The doctor comes on the line. The results are odd—not the bad thing but not entirely good either, but at least benign, for now. I click off the call and make room for this new information, opening the door and letting it in. And then I turn to the kitchen to make dinner.
AND THOSE SAME 3 QUESTIONS…
1. What is the best book you’ve read in the last few months and how did you choose it?
- Cutting for Stone. So many smart friends had recommended it these past few years but I never made the time. It’s a gorgeous book, complex but beautifully simple on the sentence level.

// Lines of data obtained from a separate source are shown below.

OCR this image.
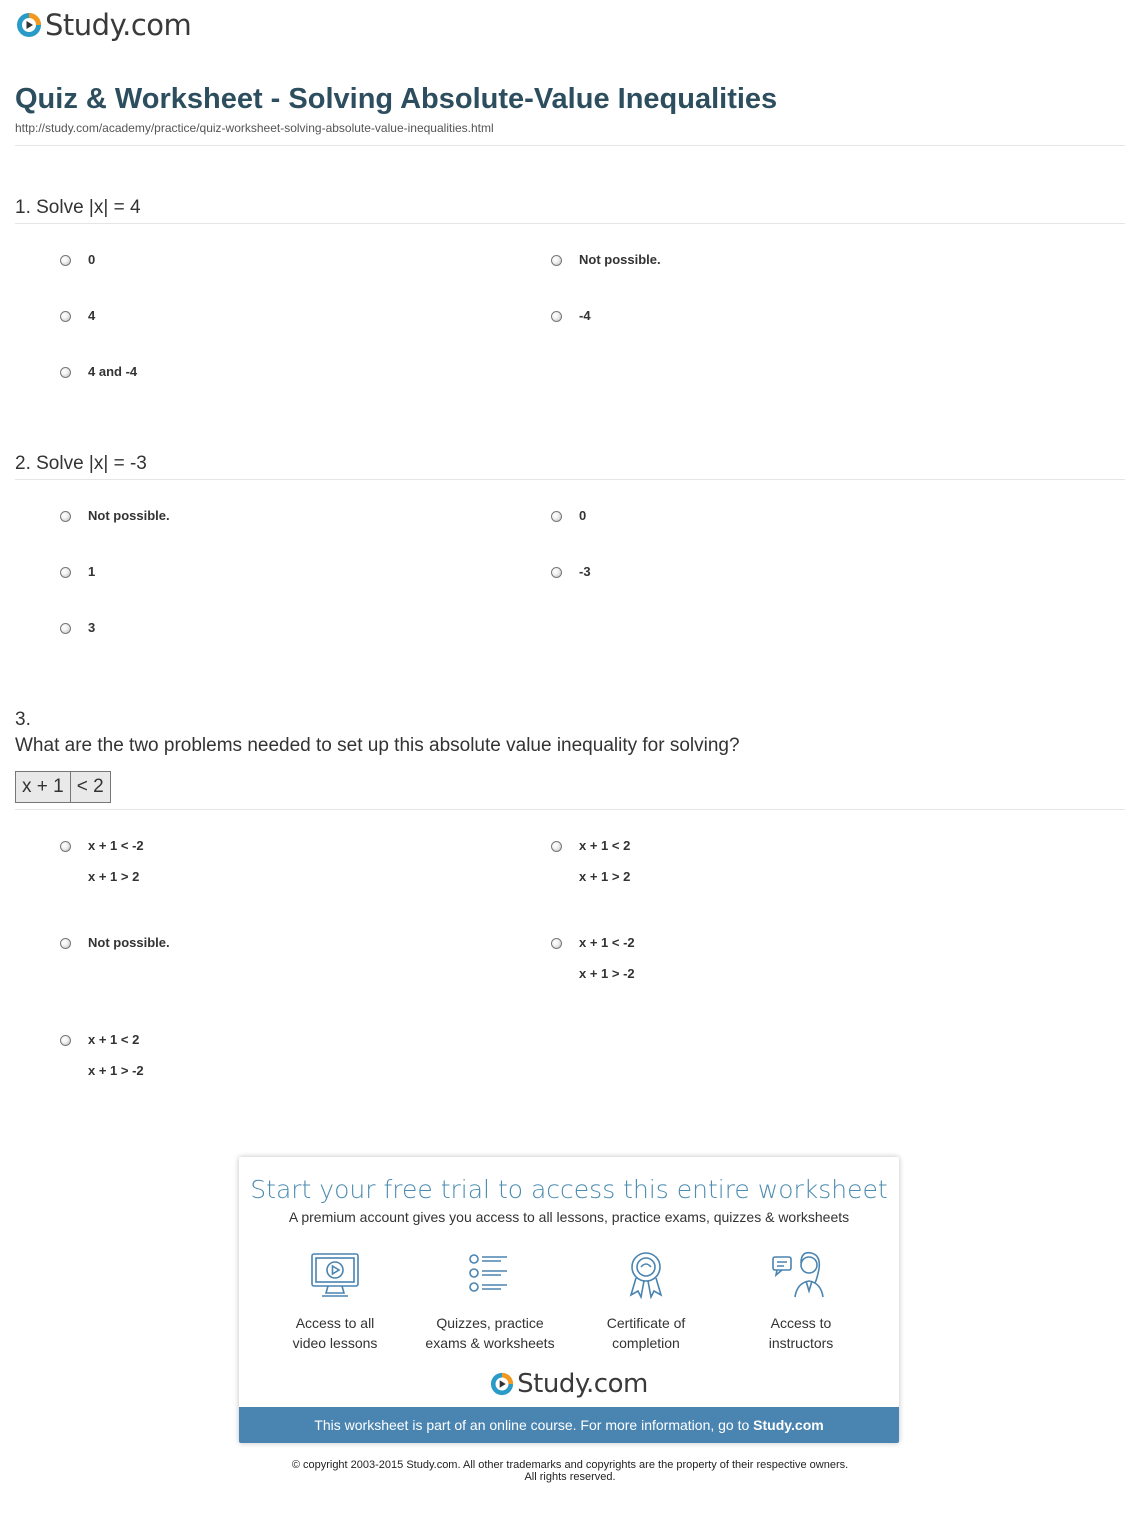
Study.com
Quiz & Worksheet - Solving Absolute-Value Inequalities
http://study.com/academy/practice/quiz-worksheet-solving-absolute-value-inequalities.html
1. Solve |x| = 4
0	Not possible.
4	-4
4 and -4
2. Solve |x| = -3
Not possible.	0
1	-3
3
3.
What are the two problems needed to set up this absolute value inequality for solving?
x + 1 < 2
x + 1 < -2
x + 1 > 2
x + 1 < 2
x + 1 > 2
Not possible.	x + 1 < -2
x + 1 > -2
x + 1 < 2
x + 1 > -2
Start your free trial to access this entire worksheet
A premium account gives you access to all lessons, practice exams, quizzes & worksheets
Access to all
video lessons
Quizzes, practice
exams & worksheets
Certificate of
completion
Access to
instructors
Study.com
This worksheet is part of an online course. For more information, go to Study.com
© copyright 2003-2015 Study.com. All other trademarks and copyrights are the property of their respective owners.
All rights reserved.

I found myself constantly wanting to underline for fascinating observations about human nature and big universal truths.
2. Would you give us one little piece of writing advice?
- You don’t have to write things chronologically, or even scenes in the order in which they’ll come in the book. Before I had any friends who wrote fiction I thought I was doing things all wrong, not going about it as real writers do. Later, I learned that there is no right way.
3. What is your strangest reading or writing habit?
- I wouldn’t call it a habit, but it’s something I have done when I’m really having trouble keeping my seat in the chair and eyes off the internet. I blindfold myself with a scarf and type a scene, forcing out all other stimuli. I’m a good typist (thank you, high school typing class) and can decipher even my oddly dyslexic typos. A misplaced “s” is usually an “l,” the fourth finger on the other hand.